I am trying to index a dataset of products. Each product has a category, and each product has a set of category attributes associated with it. I would like to be able to query on those attributes such that if a product has that attribute and matches the value, it returns a hit.
For example one category, desktop, might have attributes like this:
{
"Brand":"Nice Computers",
"Bus Speed":"8GT/s",
"Direct Media Interface (DMI) Revision":"4",
"Embedded Options":"No",
}
Whereas another category, embedded, might have attributes like this:
{
"Brand":"Nice Computers",
"Bus Speed":"8GT/s",
"Core Family":"Fast Stuff",
}
I tried modeling the data as a JSON, with the attributes and values being key-value-pairs in a JSON object. Then, I tried indexing it using the complex data type described here. The indexer runs fine, however, when I query the data, I run into some issues. For one, executing a query with queryType=full
returns a error, as the full search syntax interprets /
as starting/ending a regex expression, and searching for productAttributes/category: desktop
isn't a valid regex expression. I do need full querying capabilities for other reasons though. The other issue is that, even without full query type, Azure doesn't seem to recognize that my JSON data contains subfields. Searching the previously mentioned productAttributes/brand: nice
returns no proper hits, but rather hits on other fields that contain the text "nice".

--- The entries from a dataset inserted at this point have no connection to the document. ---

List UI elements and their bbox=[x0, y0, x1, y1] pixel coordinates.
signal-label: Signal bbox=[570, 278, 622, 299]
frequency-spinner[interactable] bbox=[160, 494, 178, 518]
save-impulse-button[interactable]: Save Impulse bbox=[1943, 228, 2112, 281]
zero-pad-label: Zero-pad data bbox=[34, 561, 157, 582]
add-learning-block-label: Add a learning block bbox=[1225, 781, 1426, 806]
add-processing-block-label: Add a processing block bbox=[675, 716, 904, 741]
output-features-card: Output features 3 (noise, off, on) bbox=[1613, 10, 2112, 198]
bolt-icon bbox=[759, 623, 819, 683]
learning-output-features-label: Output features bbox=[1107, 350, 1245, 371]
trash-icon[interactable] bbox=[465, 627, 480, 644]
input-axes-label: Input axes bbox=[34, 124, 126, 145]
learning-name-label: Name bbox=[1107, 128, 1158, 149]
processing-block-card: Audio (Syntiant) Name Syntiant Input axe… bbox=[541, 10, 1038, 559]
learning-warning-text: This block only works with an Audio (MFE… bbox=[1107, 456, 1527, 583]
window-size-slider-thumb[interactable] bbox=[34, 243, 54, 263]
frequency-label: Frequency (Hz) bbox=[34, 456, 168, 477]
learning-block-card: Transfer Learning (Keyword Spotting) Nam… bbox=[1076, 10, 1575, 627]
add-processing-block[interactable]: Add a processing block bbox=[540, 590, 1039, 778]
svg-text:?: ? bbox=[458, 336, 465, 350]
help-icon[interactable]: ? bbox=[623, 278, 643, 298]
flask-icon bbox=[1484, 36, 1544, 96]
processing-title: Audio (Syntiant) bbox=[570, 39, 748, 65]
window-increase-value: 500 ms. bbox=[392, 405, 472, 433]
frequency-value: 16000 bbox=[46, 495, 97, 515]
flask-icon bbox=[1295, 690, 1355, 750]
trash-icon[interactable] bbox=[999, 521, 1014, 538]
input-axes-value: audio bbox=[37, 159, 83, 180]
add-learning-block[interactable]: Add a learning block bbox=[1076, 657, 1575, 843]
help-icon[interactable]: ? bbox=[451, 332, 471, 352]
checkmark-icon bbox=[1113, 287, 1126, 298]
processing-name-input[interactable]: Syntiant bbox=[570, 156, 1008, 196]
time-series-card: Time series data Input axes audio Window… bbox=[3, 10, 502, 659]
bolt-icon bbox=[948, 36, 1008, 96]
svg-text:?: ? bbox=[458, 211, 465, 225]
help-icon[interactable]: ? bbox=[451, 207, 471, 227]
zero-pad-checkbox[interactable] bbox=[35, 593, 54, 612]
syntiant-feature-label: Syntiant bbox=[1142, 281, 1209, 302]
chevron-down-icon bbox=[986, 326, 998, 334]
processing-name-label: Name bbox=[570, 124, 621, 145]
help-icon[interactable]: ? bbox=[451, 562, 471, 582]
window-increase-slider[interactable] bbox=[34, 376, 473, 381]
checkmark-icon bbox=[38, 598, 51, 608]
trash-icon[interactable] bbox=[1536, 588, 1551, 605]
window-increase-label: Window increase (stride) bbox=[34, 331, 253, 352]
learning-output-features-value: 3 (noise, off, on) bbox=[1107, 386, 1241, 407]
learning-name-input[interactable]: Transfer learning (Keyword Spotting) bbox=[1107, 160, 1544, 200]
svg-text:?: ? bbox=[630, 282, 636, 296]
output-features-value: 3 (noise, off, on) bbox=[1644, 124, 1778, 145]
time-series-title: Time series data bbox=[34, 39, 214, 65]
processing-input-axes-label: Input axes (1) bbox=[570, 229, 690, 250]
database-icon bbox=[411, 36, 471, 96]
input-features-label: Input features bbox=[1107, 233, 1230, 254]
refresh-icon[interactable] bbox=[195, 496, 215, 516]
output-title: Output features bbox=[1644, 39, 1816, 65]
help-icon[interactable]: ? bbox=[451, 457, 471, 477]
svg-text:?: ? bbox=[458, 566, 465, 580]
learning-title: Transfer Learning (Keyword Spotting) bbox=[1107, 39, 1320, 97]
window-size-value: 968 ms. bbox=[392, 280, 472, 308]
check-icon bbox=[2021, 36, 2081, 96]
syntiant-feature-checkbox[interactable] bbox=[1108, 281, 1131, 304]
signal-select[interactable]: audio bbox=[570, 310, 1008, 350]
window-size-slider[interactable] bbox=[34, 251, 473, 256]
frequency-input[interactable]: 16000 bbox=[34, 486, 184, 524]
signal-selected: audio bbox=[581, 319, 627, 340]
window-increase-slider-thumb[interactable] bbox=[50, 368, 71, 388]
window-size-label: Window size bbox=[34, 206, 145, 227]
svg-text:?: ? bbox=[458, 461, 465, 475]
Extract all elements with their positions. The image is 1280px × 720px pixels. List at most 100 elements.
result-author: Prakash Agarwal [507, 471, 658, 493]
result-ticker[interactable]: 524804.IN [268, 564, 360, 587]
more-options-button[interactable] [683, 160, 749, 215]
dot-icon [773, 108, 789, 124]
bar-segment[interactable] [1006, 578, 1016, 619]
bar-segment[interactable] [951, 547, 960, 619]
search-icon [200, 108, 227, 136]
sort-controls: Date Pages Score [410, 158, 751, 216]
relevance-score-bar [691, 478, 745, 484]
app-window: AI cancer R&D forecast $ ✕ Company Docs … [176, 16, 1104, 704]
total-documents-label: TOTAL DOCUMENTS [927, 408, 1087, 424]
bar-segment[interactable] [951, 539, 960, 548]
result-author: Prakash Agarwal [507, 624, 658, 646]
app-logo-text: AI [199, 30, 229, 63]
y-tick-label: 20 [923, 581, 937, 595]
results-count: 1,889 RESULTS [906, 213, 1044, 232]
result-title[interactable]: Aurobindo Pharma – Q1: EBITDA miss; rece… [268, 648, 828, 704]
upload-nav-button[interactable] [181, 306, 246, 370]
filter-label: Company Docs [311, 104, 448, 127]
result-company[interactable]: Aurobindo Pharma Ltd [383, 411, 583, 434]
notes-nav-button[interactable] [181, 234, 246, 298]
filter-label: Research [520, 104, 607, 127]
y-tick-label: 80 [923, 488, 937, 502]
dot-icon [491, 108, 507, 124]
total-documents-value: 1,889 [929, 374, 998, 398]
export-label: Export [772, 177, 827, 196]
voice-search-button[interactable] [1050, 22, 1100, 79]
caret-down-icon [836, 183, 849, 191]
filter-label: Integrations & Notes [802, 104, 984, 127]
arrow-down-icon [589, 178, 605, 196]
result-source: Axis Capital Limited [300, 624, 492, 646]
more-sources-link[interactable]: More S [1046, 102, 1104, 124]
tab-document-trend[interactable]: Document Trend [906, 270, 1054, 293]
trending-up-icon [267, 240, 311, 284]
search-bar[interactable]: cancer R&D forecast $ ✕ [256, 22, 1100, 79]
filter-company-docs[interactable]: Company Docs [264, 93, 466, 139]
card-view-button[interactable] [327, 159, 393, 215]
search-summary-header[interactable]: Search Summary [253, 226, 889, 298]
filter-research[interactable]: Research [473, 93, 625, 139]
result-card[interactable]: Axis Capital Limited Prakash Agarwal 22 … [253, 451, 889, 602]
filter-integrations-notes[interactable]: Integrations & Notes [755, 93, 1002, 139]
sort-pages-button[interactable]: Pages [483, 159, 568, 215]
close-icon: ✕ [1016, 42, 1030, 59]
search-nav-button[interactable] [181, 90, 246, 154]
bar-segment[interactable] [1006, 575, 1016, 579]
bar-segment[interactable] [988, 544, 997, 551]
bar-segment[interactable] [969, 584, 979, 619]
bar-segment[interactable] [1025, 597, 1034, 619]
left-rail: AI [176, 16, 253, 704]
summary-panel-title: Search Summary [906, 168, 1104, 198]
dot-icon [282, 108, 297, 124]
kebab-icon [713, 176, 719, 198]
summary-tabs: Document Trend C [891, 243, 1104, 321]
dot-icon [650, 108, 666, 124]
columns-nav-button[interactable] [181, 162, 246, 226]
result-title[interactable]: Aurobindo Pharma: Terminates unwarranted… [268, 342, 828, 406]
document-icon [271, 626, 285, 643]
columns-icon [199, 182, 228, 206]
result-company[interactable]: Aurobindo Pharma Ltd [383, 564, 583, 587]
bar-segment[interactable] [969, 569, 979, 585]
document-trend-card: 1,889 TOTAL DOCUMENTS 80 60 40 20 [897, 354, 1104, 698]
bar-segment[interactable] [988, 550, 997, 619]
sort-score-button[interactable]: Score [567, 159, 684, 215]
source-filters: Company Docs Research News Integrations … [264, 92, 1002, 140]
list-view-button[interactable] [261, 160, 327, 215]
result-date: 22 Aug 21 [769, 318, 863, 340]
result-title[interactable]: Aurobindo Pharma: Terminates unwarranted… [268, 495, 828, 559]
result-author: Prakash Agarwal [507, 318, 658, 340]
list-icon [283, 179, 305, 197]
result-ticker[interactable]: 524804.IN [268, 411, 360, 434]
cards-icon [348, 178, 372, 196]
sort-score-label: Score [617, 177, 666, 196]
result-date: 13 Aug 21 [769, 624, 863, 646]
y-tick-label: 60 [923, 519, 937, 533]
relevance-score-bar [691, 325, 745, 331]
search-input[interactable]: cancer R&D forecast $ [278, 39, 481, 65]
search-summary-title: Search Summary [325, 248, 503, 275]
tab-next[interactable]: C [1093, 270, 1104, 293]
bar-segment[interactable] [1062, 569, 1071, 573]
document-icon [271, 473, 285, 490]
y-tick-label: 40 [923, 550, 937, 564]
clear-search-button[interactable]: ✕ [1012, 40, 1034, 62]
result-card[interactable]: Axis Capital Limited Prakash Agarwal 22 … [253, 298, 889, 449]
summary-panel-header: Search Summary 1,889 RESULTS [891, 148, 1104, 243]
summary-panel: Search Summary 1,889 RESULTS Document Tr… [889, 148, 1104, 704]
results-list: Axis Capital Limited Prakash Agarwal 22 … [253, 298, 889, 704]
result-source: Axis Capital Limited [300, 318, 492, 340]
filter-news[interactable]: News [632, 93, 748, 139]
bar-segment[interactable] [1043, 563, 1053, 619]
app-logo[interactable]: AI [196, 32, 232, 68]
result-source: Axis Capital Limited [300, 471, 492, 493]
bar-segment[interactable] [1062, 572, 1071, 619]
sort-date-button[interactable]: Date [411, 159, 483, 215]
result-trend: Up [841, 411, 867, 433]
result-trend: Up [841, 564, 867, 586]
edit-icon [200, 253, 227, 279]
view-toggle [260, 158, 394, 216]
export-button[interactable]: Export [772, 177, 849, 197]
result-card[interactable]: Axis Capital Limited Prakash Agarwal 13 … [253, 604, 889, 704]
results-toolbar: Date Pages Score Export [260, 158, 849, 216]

Looking more at the documentation for complex data types, it seems I might need to specify the data structure at time of indexing, specifying fields as done in this question, which I could do, except that brings me back to my original issue: I don't necessarily know (or want to specify) all the potential product attributes that could be in the complex field.
I also tried looking at making a custom tokenizer to break apart the fields in other ways that would make it queryable, but had limited luck with that as well. Any ideas as to how I can make arbitrary fields indexable?